De outro lado, o que é mais surpreendente e o que, em geral, reserva para o fecho dos poemas, Régis desenvolve a ideia de que toda a miséria visível está reconstruída em nossas mentes como roteiro de um reality show monstruoso, que os poemas apenas chegam a ser pistas de sua existência. As histórias de vida, nesse caso, não surgem como experiência real de seres destruídos pela história, mas sim como efeito de uma inércia narrativa que remete à própria composição do poema. Isto é, a poesia que se lê é a poesia que lida com a sua fatalidade própria, de iluminar vidas perdidas, destinos miseráveis, situações abjetas a que está obrigada a anotar, sem escapatória. Em suma, como condenação que está obrigada a encenar e que finalmente se abate sobre si mesma: fazer poesia como acender a sua pedra e consumi-la, como poesia da desgraça própria e intransferível.

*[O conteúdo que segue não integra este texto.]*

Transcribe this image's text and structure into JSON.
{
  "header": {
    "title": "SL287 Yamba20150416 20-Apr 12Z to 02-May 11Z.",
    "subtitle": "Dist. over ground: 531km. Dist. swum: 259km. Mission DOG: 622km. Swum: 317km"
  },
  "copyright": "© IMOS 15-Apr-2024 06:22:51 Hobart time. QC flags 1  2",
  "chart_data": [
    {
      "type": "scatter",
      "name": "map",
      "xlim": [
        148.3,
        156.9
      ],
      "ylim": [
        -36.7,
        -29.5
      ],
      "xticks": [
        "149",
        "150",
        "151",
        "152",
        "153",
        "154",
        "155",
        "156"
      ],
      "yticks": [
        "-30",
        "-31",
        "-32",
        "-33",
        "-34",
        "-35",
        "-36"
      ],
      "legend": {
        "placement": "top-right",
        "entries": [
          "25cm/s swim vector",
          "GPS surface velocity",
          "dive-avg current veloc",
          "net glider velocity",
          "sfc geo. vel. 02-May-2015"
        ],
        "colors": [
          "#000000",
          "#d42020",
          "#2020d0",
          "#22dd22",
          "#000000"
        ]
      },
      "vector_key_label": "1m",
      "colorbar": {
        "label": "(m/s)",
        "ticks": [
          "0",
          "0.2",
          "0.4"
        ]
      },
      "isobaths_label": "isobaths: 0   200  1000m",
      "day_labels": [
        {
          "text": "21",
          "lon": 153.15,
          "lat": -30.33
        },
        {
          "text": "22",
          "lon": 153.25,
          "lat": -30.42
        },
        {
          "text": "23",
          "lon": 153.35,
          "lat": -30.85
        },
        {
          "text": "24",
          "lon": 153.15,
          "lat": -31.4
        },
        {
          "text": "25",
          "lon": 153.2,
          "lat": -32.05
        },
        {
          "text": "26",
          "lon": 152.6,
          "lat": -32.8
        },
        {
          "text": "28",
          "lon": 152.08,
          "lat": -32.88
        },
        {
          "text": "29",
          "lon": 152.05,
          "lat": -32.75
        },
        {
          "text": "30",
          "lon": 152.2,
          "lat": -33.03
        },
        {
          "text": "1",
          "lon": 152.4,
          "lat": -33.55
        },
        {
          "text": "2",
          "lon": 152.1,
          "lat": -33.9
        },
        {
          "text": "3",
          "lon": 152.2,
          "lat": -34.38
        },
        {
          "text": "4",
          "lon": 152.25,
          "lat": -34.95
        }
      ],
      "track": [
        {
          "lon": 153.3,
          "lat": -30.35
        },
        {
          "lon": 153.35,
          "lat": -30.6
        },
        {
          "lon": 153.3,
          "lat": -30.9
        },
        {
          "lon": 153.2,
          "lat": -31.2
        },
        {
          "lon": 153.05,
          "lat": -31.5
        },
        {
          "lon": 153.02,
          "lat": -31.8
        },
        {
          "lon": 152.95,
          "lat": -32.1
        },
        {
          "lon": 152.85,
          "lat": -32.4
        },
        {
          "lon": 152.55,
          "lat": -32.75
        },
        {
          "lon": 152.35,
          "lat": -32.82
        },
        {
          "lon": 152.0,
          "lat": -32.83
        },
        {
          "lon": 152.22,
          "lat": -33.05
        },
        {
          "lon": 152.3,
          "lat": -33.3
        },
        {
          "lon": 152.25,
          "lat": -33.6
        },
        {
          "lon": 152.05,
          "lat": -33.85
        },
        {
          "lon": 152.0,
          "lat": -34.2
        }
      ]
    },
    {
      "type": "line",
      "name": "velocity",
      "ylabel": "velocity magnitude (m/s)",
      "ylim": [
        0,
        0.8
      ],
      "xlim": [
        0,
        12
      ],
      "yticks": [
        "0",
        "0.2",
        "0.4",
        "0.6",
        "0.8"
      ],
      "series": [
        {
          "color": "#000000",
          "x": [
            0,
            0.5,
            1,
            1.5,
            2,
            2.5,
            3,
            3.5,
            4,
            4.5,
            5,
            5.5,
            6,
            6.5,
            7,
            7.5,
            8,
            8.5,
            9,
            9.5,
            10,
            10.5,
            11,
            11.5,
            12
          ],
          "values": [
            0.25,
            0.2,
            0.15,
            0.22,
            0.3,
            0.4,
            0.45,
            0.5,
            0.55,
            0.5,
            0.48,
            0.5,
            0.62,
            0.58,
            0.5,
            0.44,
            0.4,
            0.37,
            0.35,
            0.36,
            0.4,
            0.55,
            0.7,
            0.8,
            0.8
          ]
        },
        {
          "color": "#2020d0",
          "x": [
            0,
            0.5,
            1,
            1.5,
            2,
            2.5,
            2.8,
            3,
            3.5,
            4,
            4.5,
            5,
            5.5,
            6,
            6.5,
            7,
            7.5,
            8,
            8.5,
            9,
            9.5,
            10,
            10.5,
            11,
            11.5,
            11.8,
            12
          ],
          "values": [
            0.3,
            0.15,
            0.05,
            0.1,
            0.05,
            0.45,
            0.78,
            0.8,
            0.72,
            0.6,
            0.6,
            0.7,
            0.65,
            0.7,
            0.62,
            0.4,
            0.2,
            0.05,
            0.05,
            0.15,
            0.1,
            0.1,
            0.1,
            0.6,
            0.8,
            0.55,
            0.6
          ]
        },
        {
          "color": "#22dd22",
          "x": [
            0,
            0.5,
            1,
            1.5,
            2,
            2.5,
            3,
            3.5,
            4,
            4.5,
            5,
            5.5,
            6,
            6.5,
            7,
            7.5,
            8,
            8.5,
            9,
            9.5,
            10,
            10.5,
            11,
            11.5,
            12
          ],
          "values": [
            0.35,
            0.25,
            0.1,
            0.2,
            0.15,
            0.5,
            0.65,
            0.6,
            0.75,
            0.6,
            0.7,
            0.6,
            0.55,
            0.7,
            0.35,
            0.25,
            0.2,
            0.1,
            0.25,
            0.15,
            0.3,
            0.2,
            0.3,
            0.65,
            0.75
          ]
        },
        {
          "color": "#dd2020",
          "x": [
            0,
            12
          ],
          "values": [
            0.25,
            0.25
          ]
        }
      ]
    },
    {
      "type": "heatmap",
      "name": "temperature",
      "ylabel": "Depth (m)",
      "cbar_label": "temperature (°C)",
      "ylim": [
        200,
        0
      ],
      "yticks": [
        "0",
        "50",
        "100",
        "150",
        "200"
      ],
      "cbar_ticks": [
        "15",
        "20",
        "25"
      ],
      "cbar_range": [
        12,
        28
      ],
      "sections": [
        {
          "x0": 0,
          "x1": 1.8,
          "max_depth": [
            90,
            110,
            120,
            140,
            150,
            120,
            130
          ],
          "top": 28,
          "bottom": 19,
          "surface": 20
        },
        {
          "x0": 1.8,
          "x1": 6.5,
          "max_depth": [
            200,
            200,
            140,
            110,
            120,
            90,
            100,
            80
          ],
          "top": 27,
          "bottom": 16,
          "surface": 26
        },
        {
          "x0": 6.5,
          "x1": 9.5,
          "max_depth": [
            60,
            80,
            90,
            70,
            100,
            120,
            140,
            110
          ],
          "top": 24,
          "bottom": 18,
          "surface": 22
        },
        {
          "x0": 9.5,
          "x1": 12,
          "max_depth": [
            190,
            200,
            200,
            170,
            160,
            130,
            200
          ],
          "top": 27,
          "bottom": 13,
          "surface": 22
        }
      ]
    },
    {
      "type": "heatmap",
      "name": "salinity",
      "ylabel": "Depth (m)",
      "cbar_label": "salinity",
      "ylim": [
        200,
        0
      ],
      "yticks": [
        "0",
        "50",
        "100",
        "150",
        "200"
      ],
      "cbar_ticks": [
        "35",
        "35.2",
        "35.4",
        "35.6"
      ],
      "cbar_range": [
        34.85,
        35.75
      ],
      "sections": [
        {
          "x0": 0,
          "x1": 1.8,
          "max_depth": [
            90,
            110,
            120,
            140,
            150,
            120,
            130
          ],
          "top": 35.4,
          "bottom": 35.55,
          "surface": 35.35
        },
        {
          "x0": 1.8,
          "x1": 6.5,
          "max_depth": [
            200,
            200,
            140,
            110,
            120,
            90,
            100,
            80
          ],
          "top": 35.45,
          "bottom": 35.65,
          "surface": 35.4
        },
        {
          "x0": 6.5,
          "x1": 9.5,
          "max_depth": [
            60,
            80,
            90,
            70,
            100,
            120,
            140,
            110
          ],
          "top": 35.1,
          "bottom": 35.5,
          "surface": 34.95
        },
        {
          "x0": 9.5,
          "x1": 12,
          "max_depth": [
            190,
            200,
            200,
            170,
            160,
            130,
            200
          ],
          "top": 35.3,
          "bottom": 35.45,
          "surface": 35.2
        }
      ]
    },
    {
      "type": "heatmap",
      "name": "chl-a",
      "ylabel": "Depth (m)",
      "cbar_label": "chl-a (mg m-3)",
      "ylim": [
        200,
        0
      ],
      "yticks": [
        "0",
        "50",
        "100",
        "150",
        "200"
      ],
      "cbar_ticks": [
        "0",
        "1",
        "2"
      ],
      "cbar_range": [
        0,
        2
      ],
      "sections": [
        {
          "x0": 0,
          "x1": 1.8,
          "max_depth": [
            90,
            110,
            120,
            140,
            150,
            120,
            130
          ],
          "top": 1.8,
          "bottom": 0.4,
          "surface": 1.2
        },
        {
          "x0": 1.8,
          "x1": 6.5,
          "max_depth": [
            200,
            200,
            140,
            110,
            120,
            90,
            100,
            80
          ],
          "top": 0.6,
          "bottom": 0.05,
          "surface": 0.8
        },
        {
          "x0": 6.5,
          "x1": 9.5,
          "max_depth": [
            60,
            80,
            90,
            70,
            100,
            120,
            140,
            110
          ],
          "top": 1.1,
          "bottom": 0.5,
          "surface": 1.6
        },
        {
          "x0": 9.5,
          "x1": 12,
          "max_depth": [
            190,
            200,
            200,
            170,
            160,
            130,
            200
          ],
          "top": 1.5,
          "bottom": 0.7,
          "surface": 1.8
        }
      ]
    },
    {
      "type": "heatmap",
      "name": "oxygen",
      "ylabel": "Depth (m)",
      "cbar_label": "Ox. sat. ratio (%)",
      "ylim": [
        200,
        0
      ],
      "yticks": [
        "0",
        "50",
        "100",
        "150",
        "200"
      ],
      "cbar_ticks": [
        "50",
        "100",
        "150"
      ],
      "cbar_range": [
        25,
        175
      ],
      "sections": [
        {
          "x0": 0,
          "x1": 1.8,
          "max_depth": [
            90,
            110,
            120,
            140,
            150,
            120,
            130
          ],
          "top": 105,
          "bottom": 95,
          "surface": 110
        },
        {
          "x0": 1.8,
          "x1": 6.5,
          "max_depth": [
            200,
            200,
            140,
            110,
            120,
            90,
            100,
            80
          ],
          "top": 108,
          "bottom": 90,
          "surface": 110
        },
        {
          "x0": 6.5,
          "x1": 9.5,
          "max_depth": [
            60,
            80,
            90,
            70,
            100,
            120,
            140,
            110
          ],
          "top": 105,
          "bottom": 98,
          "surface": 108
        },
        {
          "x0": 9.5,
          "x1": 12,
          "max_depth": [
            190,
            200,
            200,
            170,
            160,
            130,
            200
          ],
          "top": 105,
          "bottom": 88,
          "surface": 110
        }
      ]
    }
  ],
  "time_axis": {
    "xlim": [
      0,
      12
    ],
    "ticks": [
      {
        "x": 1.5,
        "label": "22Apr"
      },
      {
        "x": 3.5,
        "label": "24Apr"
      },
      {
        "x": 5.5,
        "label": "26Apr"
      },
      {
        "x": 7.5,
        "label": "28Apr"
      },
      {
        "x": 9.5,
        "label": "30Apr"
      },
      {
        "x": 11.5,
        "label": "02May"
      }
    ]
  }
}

Em ambas as direções, a da contradição histórica e a da condição terrível em que nasce a poesia de Régis Bonvicino, o tratamento eletrônico de Rodrigo Dário, cuja origem parece estar no industrial rock dos anos 1990, acentuam uma espécie de urgência paradoxal em meio ao vazio e à desolação já instalados. Alertas e sirenes disparam sobre um maquinismo monocórdio, grave/agudo, recitado, atrofiado. Ecos reverberam ameaçadores sobre uma paisagem distópica. A poesia de Régis, nesse estranho álbum, ganha qualquer toque lynchiano, que acentua muito apropriadamente a sua natureza quebrada, sombria e catastrófica.